A fairly simple but rather imprecise method

First, you need a theoretical prior about the distribution of the variable you are interested on (e.g. infant EEG sleep states). The example you give is that of a categorical distribution, with $p_j=pr(X=c_j)>0$, and $\sum_{j} p_j=1$, with $j= 1, 2, ... , k$

Second, I would test whether the sample distribution follows the a-priori theoretical distribution you are given. A simple Chi-square goodness-of-fit test would suffice for it. If the test indicates that the sample data could have been drawn from such theoretical distribution with a given confidence level, then the categorical white noise is given by the observed discrepancy between the predicted and observed distribution, at that confidence level.
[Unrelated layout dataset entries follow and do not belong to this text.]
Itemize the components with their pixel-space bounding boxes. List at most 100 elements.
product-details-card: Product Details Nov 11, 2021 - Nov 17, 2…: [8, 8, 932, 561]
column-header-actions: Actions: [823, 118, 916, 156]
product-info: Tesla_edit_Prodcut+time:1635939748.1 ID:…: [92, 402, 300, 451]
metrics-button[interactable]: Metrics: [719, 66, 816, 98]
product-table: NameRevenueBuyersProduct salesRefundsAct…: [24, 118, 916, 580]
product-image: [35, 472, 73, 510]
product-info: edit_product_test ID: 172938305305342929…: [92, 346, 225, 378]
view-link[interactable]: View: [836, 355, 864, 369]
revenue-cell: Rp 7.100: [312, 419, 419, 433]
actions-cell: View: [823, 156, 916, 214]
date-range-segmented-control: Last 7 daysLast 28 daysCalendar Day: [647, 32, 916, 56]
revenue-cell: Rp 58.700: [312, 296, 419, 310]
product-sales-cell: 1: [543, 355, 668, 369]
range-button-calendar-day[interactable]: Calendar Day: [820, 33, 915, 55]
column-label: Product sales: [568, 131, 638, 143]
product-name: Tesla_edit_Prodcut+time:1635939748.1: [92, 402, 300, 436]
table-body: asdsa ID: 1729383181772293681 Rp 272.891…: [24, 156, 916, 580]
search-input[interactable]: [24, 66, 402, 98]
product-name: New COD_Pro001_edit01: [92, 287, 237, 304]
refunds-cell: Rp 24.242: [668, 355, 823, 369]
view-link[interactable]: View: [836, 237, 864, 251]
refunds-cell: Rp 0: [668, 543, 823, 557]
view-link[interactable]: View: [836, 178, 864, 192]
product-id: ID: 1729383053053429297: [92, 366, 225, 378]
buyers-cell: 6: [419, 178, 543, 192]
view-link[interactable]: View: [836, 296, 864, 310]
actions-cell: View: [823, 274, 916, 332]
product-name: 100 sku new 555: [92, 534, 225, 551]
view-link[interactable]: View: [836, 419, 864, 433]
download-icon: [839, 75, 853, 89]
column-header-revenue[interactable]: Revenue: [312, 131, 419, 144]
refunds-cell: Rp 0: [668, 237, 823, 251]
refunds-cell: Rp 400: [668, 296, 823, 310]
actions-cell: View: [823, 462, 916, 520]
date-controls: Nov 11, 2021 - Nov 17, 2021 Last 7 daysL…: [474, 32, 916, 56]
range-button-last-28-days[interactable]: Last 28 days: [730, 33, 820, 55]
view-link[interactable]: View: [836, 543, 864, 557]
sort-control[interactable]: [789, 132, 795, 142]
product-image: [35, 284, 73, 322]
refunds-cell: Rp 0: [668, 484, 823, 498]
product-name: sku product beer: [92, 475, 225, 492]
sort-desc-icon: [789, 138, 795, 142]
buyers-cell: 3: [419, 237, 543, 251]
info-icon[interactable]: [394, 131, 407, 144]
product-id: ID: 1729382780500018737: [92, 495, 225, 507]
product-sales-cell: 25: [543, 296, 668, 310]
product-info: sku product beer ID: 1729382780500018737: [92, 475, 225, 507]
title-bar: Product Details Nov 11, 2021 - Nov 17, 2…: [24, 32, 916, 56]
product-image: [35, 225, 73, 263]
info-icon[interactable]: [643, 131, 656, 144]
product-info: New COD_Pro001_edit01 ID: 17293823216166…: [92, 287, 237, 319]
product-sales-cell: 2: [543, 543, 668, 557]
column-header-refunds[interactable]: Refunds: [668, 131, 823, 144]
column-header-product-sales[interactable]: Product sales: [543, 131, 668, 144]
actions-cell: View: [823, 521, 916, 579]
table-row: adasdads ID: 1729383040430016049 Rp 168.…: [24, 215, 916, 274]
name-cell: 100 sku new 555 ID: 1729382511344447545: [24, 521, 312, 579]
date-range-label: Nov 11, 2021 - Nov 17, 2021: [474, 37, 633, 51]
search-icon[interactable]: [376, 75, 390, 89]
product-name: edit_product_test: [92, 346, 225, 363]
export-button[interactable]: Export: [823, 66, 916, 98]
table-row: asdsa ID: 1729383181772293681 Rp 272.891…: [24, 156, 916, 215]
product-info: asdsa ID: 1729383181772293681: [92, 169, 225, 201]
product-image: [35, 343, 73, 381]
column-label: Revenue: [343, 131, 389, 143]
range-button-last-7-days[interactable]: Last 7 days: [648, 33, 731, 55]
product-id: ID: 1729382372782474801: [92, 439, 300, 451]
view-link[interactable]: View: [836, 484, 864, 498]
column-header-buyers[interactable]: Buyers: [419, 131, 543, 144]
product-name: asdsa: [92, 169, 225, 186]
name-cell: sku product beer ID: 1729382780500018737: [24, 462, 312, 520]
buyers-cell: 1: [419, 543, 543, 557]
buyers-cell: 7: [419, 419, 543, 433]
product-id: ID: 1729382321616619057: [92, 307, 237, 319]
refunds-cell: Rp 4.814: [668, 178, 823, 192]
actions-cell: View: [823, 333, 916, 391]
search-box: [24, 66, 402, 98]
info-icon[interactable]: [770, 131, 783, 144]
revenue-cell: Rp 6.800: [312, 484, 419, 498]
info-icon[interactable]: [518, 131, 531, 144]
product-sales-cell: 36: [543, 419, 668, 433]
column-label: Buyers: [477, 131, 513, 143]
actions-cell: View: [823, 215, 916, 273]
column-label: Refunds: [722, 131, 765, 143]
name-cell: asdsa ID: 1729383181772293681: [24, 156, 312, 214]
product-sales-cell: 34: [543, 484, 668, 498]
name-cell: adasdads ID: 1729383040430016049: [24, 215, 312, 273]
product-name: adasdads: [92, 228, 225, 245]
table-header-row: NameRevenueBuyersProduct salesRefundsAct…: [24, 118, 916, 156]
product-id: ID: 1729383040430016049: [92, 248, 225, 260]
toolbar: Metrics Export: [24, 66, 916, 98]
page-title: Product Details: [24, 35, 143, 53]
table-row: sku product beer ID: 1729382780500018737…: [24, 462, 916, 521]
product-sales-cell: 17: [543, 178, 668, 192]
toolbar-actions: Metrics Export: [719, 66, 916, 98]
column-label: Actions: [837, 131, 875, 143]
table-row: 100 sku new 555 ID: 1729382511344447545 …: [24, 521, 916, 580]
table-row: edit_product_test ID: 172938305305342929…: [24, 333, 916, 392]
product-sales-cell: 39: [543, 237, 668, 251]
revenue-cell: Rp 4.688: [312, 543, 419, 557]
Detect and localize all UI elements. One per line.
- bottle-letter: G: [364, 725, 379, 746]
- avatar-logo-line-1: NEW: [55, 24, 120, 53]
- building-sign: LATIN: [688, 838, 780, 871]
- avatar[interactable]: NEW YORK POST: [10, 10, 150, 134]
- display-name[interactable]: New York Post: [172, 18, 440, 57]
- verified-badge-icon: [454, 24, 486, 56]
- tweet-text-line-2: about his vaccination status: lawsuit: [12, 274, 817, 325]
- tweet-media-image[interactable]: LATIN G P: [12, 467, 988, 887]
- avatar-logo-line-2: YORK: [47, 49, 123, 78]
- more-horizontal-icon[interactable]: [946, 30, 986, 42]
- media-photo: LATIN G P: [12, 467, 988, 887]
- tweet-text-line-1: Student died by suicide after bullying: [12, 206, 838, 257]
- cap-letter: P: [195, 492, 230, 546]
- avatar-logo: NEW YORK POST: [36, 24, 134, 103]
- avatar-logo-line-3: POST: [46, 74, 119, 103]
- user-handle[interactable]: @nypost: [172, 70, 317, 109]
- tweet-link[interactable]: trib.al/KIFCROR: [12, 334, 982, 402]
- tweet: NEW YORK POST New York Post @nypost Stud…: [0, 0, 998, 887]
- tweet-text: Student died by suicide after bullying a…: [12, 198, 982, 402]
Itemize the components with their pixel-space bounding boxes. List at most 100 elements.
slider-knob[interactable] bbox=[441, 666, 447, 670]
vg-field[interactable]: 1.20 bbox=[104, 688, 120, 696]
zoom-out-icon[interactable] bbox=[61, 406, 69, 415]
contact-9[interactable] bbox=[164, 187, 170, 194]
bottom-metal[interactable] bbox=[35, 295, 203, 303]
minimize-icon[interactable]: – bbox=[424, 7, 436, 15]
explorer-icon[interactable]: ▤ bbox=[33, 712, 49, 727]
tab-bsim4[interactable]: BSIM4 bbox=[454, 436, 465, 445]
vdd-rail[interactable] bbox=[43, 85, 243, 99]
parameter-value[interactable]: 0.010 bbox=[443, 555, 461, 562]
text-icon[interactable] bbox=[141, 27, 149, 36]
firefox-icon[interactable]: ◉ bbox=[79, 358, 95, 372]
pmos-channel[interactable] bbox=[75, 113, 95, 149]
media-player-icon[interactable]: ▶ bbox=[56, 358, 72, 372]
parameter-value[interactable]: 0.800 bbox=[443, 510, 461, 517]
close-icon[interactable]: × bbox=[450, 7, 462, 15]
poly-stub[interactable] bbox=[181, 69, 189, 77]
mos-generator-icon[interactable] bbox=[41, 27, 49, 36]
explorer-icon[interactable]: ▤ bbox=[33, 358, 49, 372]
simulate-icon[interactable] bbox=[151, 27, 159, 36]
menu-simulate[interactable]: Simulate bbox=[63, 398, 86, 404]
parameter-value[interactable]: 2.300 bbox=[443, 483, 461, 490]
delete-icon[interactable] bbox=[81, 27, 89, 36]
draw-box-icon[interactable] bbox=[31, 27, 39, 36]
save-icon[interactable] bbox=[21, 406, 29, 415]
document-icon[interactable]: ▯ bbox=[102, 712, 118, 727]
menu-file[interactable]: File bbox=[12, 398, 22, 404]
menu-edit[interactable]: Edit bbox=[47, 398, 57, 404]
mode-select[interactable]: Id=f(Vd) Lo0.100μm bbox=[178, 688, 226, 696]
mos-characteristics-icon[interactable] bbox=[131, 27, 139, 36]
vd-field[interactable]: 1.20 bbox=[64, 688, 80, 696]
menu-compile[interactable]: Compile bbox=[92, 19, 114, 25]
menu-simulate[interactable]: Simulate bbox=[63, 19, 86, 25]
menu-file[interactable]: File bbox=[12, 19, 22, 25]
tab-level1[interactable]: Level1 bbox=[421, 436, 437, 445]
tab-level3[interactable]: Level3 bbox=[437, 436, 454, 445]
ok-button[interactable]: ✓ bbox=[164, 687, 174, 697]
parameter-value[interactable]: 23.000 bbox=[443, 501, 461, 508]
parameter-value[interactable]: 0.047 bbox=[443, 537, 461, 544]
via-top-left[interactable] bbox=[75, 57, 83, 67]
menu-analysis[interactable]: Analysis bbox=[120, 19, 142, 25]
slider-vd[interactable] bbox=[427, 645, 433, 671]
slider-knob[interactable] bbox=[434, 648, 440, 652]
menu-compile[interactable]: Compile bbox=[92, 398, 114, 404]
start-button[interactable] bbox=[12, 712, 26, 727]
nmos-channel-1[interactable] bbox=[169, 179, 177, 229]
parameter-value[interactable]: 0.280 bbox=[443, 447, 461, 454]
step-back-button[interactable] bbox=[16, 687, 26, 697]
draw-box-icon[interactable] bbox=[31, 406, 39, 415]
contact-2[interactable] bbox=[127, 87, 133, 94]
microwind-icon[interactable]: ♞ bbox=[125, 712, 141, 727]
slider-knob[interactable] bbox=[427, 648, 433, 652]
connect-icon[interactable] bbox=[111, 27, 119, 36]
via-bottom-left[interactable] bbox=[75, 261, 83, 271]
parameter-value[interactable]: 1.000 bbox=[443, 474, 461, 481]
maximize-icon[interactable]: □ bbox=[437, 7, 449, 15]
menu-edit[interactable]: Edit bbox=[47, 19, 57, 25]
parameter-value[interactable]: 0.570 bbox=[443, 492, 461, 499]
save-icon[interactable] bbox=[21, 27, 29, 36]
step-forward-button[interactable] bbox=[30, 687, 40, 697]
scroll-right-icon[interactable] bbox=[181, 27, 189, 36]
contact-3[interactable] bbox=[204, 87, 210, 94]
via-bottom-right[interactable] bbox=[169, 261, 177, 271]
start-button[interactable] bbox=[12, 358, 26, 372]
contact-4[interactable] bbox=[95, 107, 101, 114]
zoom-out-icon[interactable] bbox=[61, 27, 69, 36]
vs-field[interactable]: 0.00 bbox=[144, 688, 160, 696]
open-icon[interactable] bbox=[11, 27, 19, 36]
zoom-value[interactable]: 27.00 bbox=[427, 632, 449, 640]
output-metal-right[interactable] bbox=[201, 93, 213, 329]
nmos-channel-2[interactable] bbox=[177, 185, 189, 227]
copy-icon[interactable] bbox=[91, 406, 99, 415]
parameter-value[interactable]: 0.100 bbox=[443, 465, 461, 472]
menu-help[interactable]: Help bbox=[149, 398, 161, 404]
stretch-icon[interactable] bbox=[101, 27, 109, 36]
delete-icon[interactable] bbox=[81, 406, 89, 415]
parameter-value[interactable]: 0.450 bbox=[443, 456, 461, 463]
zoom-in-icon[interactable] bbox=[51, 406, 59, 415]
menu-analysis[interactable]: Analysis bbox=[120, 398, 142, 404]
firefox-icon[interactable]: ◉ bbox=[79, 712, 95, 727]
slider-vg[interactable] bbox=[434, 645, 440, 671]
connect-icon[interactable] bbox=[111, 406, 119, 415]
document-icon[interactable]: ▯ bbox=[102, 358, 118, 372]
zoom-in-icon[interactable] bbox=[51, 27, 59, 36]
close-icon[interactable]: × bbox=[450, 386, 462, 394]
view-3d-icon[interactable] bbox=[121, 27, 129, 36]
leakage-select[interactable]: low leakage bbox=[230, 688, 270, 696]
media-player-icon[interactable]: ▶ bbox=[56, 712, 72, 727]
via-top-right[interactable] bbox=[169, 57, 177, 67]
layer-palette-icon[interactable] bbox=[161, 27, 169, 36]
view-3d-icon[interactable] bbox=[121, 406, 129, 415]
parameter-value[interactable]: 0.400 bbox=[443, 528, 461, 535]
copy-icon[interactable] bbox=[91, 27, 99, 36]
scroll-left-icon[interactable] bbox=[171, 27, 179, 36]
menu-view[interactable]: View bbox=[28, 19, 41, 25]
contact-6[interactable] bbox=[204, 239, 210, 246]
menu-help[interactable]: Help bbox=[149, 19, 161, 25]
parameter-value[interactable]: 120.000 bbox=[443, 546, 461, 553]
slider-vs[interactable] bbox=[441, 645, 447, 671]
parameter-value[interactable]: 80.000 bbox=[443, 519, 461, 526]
For instance, in a sample of 100 minutes, your prior is that you should observe 30 $ah$, 40 $qt$, and 30 $tr$. Yet, you observe 27, 41, and 32 respectively. If the two are identical at 5%, then the discrepancy is due to white noise.

On the contrary, if you find that the theoretical and sample distributions are different at your desire confidence level, then you might conclude that (i) your theoretical distribution is wrong, and/or (ii) there is some "non-white (non-random) noise".

Spectral analysis

There seems to be a very recent literature on spectral analysis for time series of categorical variables (e.g. here). The only way to evaluate these series seems to be by means of "indicators" variables. For instance, you assume

$$Y_t = \begin{cases} 1 &\mbox{if } X_t=c_k \\ 0 & \mbox{if } X_t \neq c_k. \end{cases}$$

Applying this to your dataset gives a sequence like 1 0 1 0 0 1 0 1 0 1 1 0 0 1 ...

The idea is to analyze the frequency of all the possible cycles, with the length of the cycle being $k$. Then, a spectral analysis of these cycles will show you the strength of the signal at different frequencies. If these are fairly constant, there is indication of the series being white noise.

Here for instance in the spectral analysis of a white noise:

Image source: Wikipedia

The paper that I refer to have more examples.